ソファに腰掛けつつ、ガブリエーレを気にする私に気付いたライモンドが口を開く。
「ガブさんは護衛ですので、あのままです」
「ガブリエーレがいるのなら、ライモンド様は自由にナンパしに行けるんじゃないですか?」
「ナンパって、なんて節操のないことをおっしゃるのですか。違います、ガブさんはあなたの護衛です」
「私の?」
私が首を傾げると、隣に座るレナートが肩から落ちた私の髪を拾い耳にかけてくれた。彼のその手のすぐ上には、いつも通り私の髪飾りが付いている。これがあれば、護衛なんていらないのに。
「あなたがもし暴走した場合、取り押さえるためにガブさんを側に置きます。腰のリボンを掴む許可も出しています」
「許可?」
私がそう言うと、隣に座るレナートがちょっとだけ拗ねた表情をして背もたれに体を預けた。
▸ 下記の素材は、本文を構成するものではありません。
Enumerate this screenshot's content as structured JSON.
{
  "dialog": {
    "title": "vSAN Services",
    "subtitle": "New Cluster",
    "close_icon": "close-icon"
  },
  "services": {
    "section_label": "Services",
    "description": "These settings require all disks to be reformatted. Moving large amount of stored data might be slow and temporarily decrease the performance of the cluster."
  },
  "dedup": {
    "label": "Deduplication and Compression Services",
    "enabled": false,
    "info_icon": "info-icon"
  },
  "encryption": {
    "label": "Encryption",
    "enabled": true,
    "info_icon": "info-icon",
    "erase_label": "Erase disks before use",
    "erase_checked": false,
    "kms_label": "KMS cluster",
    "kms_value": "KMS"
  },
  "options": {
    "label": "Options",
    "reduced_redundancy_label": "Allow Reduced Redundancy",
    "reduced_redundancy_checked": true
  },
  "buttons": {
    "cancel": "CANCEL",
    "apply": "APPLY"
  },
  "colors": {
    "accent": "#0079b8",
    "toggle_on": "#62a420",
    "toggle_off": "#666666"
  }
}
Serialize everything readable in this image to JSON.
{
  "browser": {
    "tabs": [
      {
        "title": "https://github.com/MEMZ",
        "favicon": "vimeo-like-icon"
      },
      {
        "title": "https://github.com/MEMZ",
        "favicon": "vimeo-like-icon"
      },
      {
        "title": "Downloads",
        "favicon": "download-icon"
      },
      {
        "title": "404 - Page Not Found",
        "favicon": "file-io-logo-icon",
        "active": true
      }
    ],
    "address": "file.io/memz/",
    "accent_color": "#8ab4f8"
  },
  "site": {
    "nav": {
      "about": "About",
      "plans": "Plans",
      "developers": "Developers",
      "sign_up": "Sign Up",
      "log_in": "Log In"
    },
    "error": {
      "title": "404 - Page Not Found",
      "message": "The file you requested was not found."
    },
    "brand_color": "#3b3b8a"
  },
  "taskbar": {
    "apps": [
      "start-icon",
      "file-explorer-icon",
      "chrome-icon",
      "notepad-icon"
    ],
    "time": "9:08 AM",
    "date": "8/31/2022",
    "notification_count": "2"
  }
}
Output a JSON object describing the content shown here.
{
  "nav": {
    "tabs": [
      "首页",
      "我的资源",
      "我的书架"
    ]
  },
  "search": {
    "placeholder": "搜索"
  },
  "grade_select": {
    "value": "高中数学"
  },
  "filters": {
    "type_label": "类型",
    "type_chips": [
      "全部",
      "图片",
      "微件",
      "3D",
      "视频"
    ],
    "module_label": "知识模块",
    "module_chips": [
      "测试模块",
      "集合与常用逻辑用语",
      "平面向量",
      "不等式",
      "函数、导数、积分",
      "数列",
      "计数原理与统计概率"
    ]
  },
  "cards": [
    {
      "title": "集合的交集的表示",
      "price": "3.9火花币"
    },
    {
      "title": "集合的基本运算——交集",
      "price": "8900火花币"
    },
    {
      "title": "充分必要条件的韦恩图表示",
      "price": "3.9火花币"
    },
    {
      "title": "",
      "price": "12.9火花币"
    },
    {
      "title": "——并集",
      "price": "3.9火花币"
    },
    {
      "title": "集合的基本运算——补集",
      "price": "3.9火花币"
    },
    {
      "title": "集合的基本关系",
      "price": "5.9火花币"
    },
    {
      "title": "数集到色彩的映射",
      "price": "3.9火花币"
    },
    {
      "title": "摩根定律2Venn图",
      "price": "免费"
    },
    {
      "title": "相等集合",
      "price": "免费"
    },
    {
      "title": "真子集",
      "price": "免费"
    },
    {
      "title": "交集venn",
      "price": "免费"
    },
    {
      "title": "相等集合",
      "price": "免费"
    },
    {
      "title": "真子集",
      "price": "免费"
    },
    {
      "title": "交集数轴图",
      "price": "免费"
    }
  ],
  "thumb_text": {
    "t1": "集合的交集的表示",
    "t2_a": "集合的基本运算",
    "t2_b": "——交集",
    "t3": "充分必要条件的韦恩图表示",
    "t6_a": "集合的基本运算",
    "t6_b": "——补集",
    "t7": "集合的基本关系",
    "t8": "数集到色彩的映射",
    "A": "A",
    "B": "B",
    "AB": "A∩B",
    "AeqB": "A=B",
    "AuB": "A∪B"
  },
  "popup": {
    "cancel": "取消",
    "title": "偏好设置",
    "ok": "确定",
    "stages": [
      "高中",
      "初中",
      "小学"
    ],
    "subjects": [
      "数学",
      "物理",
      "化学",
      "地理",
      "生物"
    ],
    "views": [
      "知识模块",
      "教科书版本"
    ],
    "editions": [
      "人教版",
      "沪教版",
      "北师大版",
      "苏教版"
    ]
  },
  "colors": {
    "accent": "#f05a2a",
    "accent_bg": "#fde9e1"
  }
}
「当然だ。私の婚約者に不用意に触れていいはずがない」
「ふ、触れるって、そんな」
ガブリエーレは私が暴れるのを止めるだけであって、そ、そんな、レナートったら……。
「本当に、マリーア様のことになると殿下は狭量で困ってしまいます」
私の心の声が漏れたのかと、あわてて口を手で押さえたが、今のはライモンドの声だ。レナートはさらにムッとして目を閉じてしまった。
「私も最近、心の声が聞こえてしまうようになりまして」
ライモンドはそう言うと、満足そうに眼鏡を指で上げた。
なるべくおとなしくしていよう、私は心に誓った。
ついつい長くなっちゃったので、前後編に分けました。
後編は明日の11時更新です。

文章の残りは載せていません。